George P Landow’s text really stole my attention this week. Coming from a history of limited knowledge in the subject of hypertexts, I found this article provoked my eagerness to go out and find out more, chat to my peers and suss out what hypertexts are and why they can be so helpful in making links in both communicative and educational platforms.
Essentially Landow explores the e-book system and the hypertext system.
They look something like this… (Note I’ve taken these from Landow’s text ‘Hypertext 3.0).
The first image represents the linear pathway found in e-books. E-books, as the name suggests continue to follow the linear progression, in a similar way that books do, but simply on a more interactive way. The second image demonstrates the pathways taken (or not taken) in a hypertext. Essentially, it is non-linear, and the reader may choose whichever pathway they wish. It is important to note here the traditional linear progression which is embedded in our society when it comes to books (i.e. As I have covered in earlier blogs, books take a beginning, middle and end approach in the way they reveal information and steer the reader). Whereas, the hypertext is very much in line with Ted Nelson’s idea of how information should follow links in many directions, with on link which can go many ways, so that the reader may make their own path on the network. The hypertext positions primary text in a network of links. In this sense, it is “borderless” (Landow, page 115).
Landow explains that “hypertext enables new forms of the academic essay, book review, and thesis”. It can be said that in providing all the research available on a subject but with multiple pathways can assist the research in honing in on their specified pathway.

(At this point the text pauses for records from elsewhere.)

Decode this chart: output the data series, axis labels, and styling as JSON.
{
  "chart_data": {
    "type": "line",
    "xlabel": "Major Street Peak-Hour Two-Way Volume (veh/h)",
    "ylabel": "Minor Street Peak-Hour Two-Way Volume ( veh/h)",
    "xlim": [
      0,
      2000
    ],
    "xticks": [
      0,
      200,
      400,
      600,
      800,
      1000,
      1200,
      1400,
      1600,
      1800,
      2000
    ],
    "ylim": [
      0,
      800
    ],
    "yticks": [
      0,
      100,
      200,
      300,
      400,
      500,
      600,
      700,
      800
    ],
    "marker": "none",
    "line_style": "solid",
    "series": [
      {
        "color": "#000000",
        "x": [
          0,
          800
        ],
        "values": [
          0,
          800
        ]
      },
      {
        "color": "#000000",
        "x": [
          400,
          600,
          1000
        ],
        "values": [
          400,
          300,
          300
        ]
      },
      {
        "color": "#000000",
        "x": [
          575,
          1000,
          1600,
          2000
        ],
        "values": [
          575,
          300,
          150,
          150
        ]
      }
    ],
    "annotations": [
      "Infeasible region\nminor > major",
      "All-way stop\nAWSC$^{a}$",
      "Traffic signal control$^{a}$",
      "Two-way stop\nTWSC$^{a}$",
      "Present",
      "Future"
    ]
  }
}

There are 3 basic forms of academic genres:
– Author places a text without links into an HTML template that includes navigation links (simple)
– Author creates a document with links to documents on the same website and on other websites
– The author gives their research document to be made part of a network of documents or collates and produces this network. They either allow the document to stand alone or to take part in a larger web (page 3, 4)
Blogs can be explained as “a new kind of discursive prose in digital form” which challenge the genre that originally came about when writing first took physical form through “physical marks on physical surfaces”. (page 78)
Unlike diaries or books, blogs have the ability to present their content in reverse chronological order, therefore showing the reader the most up to date content and communication, while some allow readers to also leave their comment on a blog post. This never happened before with books or physical diaries. People couldn’t read Anne Frank or Summer Land (fantastic and HILARIOUS new book out!! And, she’s only 24! Good read) and ask them what they meant by a phrase or how they felt, or their opinion on an event listed in that book. Whereas now, with comments available on blogs, the reader can communicate with the author at the touch of a button.
Never before hypertexts could you link different diaries, stories or content from books together (well, at least without going through a highly tedious process or republication)…
Whereas, now, anybody can link one webpage with another, or their blog with another’s or their blog with maps, pictures, short videos to complement their entry.
While we’re at it, never before in print media such as books, magazines and academic journals could you cross reference in a click (you would have to turn the page or find the other book to which was being referred… this could entail having to drive to another library…)
This also begs the question (thanks Adrian Miles), are new media forms such as blogs becoming “an explosion of public life writing by private citizens”? As, before blogs, not everybody was writer, and certainly most people could not say that they had published anything. Whereas now, we can see that everybody now has the ability to distribute their writing publicly, publish their work and their art (photographs etc) and even report (a.k.a. Churn-alism, a term coined by BBC journalist Waseem Zakir in 2008). In fact, by May 2002, over 800, 000 blogs were recorded on the Net!
I think we can all agree that blogs can make it difficult to keep one’s privacy and personal life private from anyone (employers, employees, old friends, random people, teachers and lecturers… obviously, although this is the point to write blogs as it’s a network media subject). Because, “once a blog goes online, internet tools can bring it to the attention of [all] web surfers”.
This is why hypertexts can run into problems associated with more active readers to challenge concepts, content and validity.